DOE earmarks $1.8 million for oil field technology projects

Nov. 28, 2002
The Department of Energy will spend $1.8 million over a 3-year period on two new oil field technology projects, officials said.

By OGJ editors

WASHINGTON, DC, Nov. 27 -- The Department of Energy will spend $1.8 million over a 3-year period on two new oil field technology projects, officials said.

In the first project, DOE is planning to co-fund research with two Albuquerque, NM-based companies, independent producer Enerdyne LLC and the service operator, Pumping Solutions Inc., to test a new submersible pump in New Mexico's San Juan basin. DOE is negotiating a project agreement that will fund about half of the $1.2 million demonstration cost.

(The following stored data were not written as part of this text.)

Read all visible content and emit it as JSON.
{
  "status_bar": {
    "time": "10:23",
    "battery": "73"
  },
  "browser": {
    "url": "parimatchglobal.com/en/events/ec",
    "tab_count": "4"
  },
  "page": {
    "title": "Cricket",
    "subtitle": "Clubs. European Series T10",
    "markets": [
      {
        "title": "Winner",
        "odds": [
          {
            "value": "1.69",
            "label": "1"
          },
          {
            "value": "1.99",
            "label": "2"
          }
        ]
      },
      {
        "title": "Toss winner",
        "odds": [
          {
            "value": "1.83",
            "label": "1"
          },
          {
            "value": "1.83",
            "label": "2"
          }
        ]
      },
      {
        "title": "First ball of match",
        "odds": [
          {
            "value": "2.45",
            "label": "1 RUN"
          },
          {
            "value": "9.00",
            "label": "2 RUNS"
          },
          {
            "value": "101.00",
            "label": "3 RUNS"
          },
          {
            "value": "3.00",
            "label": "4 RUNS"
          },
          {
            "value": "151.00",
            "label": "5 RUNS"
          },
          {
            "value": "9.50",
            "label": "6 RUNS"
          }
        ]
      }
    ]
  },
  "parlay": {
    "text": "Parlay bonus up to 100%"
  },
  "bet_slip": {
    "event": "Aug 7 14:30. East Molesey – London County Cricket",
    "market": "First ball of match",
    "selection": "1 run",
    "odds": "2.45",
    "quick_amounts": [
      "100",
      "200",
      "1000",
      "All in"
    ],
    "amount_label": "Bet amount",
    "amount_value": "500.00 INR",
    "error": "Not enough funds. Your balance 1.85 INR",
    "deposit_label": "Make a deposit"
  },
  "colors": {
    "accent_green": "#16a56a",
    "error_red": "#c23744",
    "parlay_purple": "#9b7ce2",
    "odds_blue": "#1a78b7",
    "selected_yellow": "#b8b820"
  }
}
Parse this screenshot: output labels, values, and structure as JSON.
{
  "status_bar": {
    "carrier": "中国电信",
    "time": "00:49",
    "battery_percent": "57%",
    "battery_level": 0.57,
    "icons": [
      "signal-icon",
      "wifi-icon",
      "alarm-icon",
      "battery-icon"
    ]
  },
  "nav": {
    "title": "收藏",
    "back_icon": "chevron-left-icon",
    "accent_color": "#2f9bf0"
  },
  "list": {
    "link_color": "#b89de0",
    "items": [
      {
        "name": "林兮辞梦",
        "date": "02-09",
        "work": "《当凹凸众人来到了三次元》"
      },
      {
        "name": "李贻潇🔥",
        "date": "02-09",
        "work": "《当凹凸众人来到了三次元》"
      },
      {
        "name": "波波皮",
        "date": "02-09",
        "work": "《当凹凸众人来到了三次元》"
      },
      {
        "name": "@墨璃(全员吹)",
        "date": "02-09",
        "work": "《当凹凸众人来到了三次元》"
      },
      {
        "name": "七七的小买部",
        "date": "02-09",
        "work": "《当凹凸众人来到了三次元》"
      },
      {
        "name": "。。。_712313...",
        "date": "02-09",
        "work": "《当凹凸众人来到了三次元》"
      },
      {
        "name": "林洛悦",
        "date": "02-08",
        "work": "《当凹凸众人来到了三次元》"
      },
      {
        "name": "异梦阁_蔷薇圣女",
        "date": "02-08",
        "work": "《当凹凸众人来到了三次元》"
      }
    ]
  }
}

Enerdyne projects that if the submersible pump succeeds in reducing production costs, an additional 780 million bbl of oil may be produced over the next 20 years from the Red Mountain reservoir in that basin. That reservoir now is on the verge of being prematurely abandoned because of poor economics and lack of effective technology, DOE said.

"Today, only 5% of the reservoir's original 2 billion bbl has been produced. The submersible well pump technology could prolong the life of the reservoir, ultimately leading to as much as 30% of the oil being produced," DOE officials said.

The second project, also with an independent company, will test new seismic surveying technology designed to find underground oil formations often invisible to conventional seismic. DOE said these "subtle" formations could hold up to 22 billion bbl of yet-to-be-discovered oil. Vecta Exploration Inc., of Dallas, Tex., along with the Texas Bureau of Economic Geology, will test the new technology while exploring for oil in the Williston basin of North and South Dakota. DOE plans to fund $1.2 million of the $2.9 million project cost.

"Both projects are aimed at providing cutting-edge tools to America's independent oil and gas producers," said Carl Michael Smith, DOE Assistant Secretary for Fossil Energy. "With oil imports rising and the nation's energy security a continuing concern, new technologies like these offer ways for our own companies to find and produce more oil from our own fields."